Now if that sounds a little far-fetched, imagine how it must have sounded back in the 1990s — before the web, never mind before the blockchain — when the man behind “lateral thinking”, Edward de Bono set out his thought experiment in which IBM might issue “IBM Dollars” (what we would now called “tokens”) that would be redeemable for IBM products and services, but are also tradable for other companies’ monies or for other assets in a liquid market.
When I first read de Bono’s ideas of tens of millions of tokens in circulation, constantly being traded on futures, options and foreign exchange markets, I thought that perhaps such “money” might not suit the mass market because transactions involving swapping around many different kinds of token to complete a transaction would be too complicated for people to deal with. But that’s not the world that we will be living in. This is not about transactions between people but transactions between my virtual me and your virtual me, the virtual Waitrose and the virtual HMRC. In other words, transactions between my agent and your agent, transactions between agents capable of negotiating between themselves to work out the deal.
Dr. de Bono foresaw this in his pamphlet, writing that pre-agreed algorithms would determine which financial assets were sold by the purchaser of the good or service depending on the value of the transaction… the same system could match demands and supplies of financial assets, determine prices and make settlements. He also wrote that the key to any such a system would be “the ability of computers to communicate in real time to permit instantaneous verification of the creditworthiness of counterparties”

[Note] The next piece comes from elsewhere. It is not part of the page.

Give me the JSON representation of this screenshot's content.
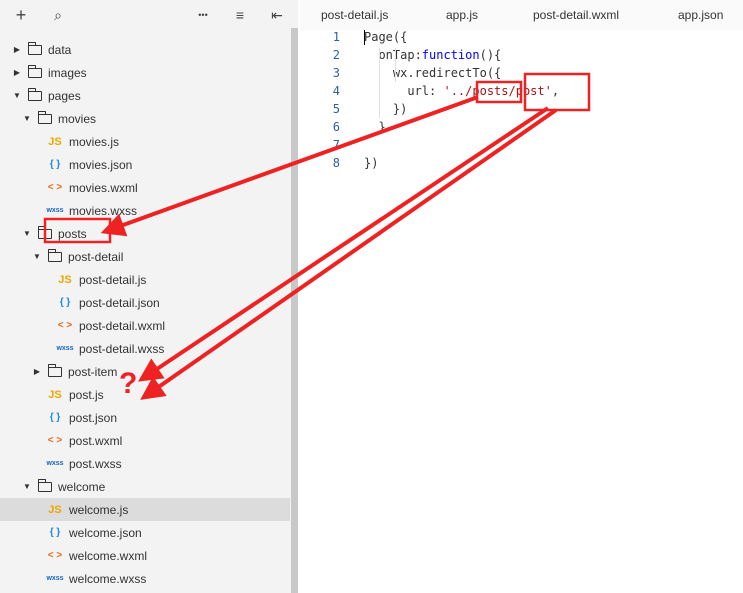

Digital Barter Makes Sense
Well-known fintech investor Matt Harris, a partner at Bain Capital Ventures, predicted the same thing. He wrote that rather than money as we know it, in the future “our assets will be 100% invested at all times”. In this vision of the future of money, transactions will be settled through the transfer of baskets of assets without market participants needing to liquidate any assets into cash, or stablecoins or tokenised deposits. How will they trade this digital assets? By using the networks being put in place (by Stripe, Google, PayPal and others) for stablecoins.

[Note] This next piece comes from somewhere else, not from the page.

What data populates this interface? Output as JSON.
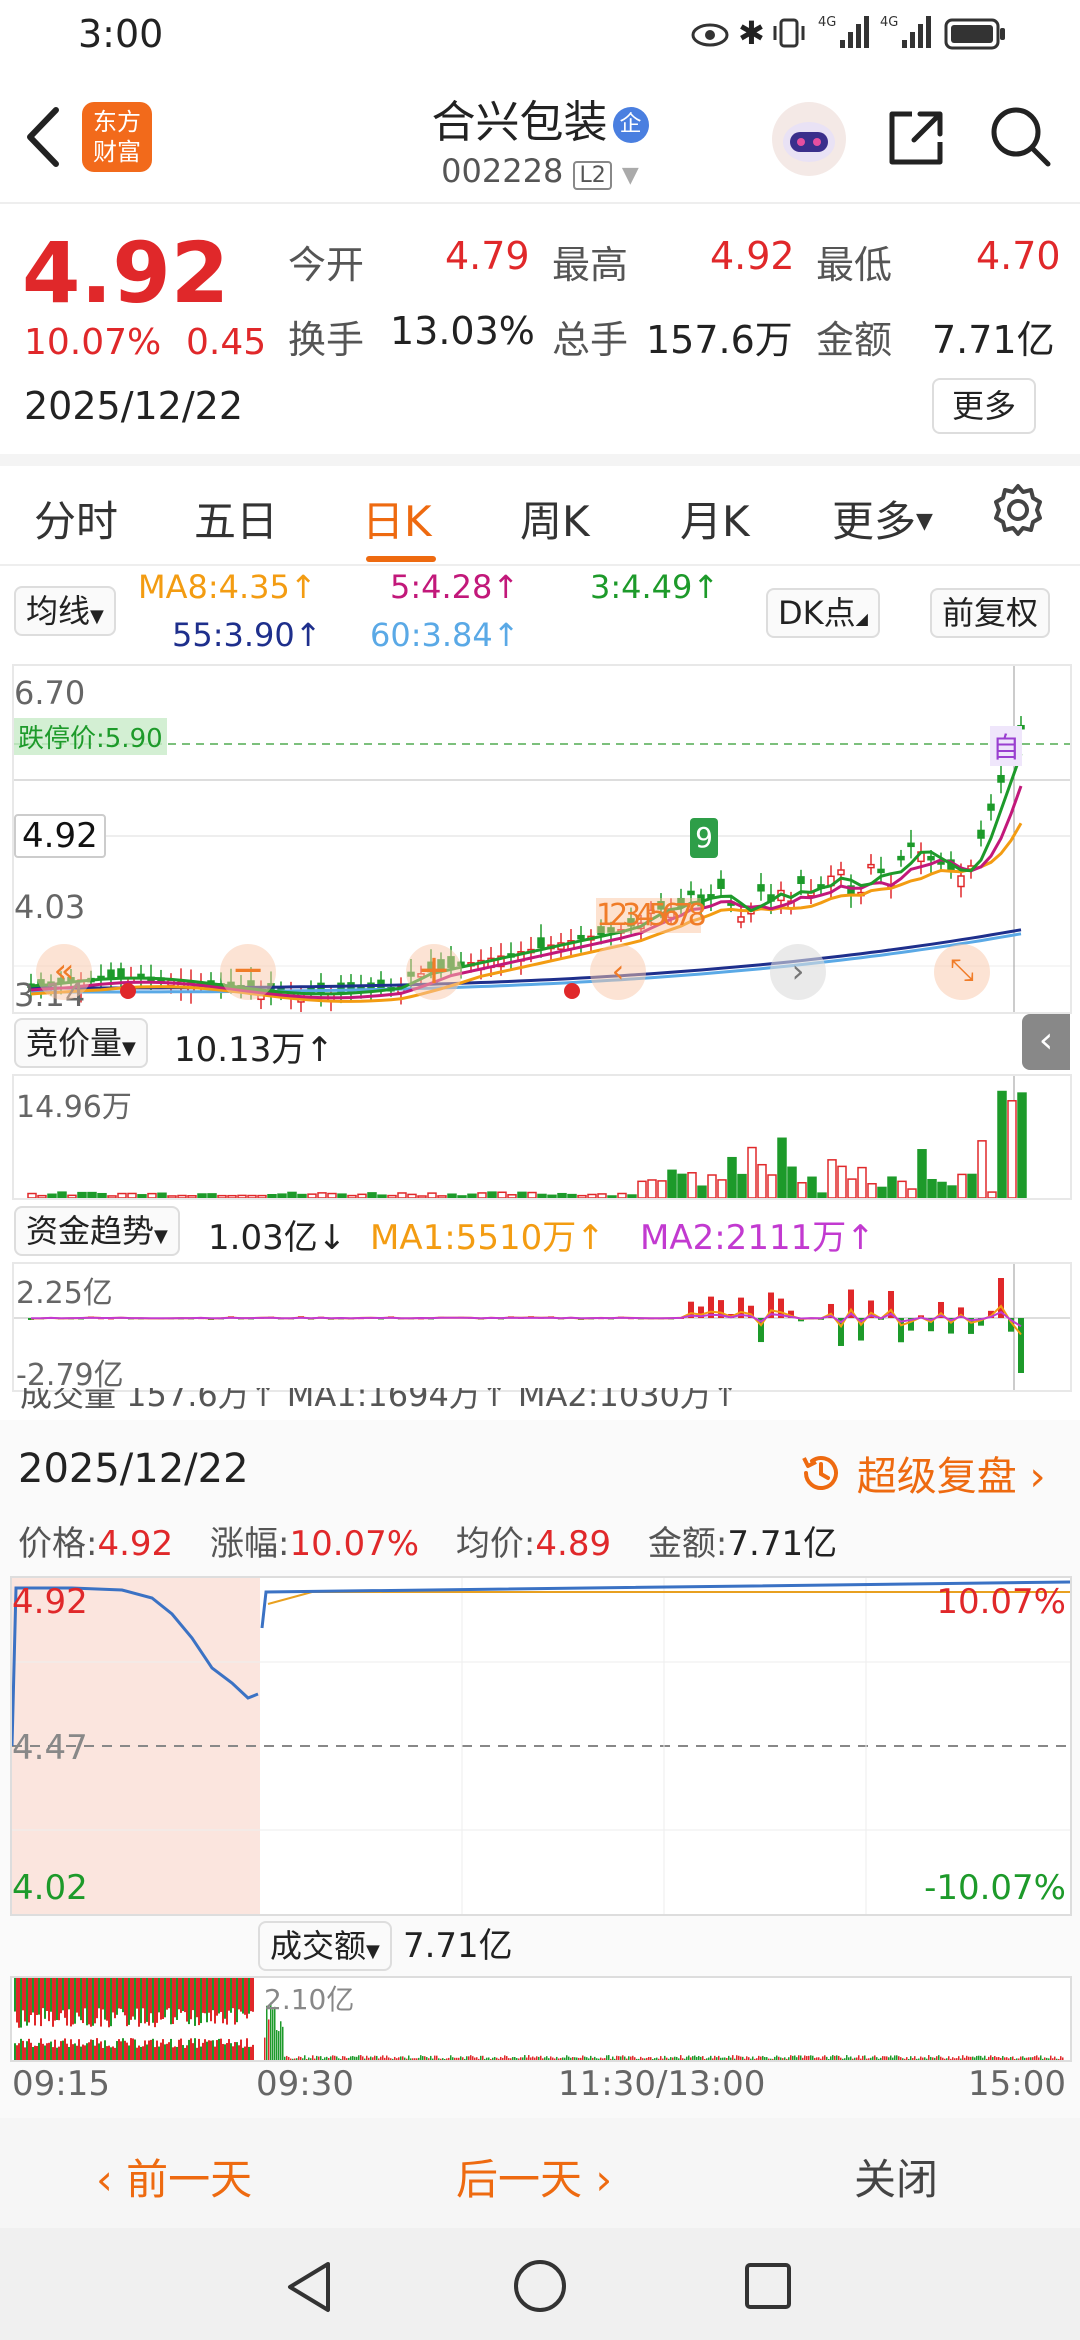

The need for money as transaction intermediary at all, let alone in the form of stablecoins will simply vanish.
What’s more, as I was happy to point out at the time, Matt observed that “Once identity is solved, credit risk becomes easier. You can’t commit fraud or default on your debt just by wriggling free into the ether; your credit history is immutable and follows you everywhere”.
Or, to put it more simplistically, once you know who everyone is, payments are easy, fast and cheap.
All I will add to this clear view of the future is that the rails being laid down for stablecoins now will start as much of a revolution as the rails laid down in England where, 200 years ago to this month, the first ever paying passengers took a 25 mile railway journey at a maximum speed of 15mph, travelling from Shilton to Stockton via Darlington. Whether digital barter replaces money remains to be seen, but it has a big role to play in the networked economy.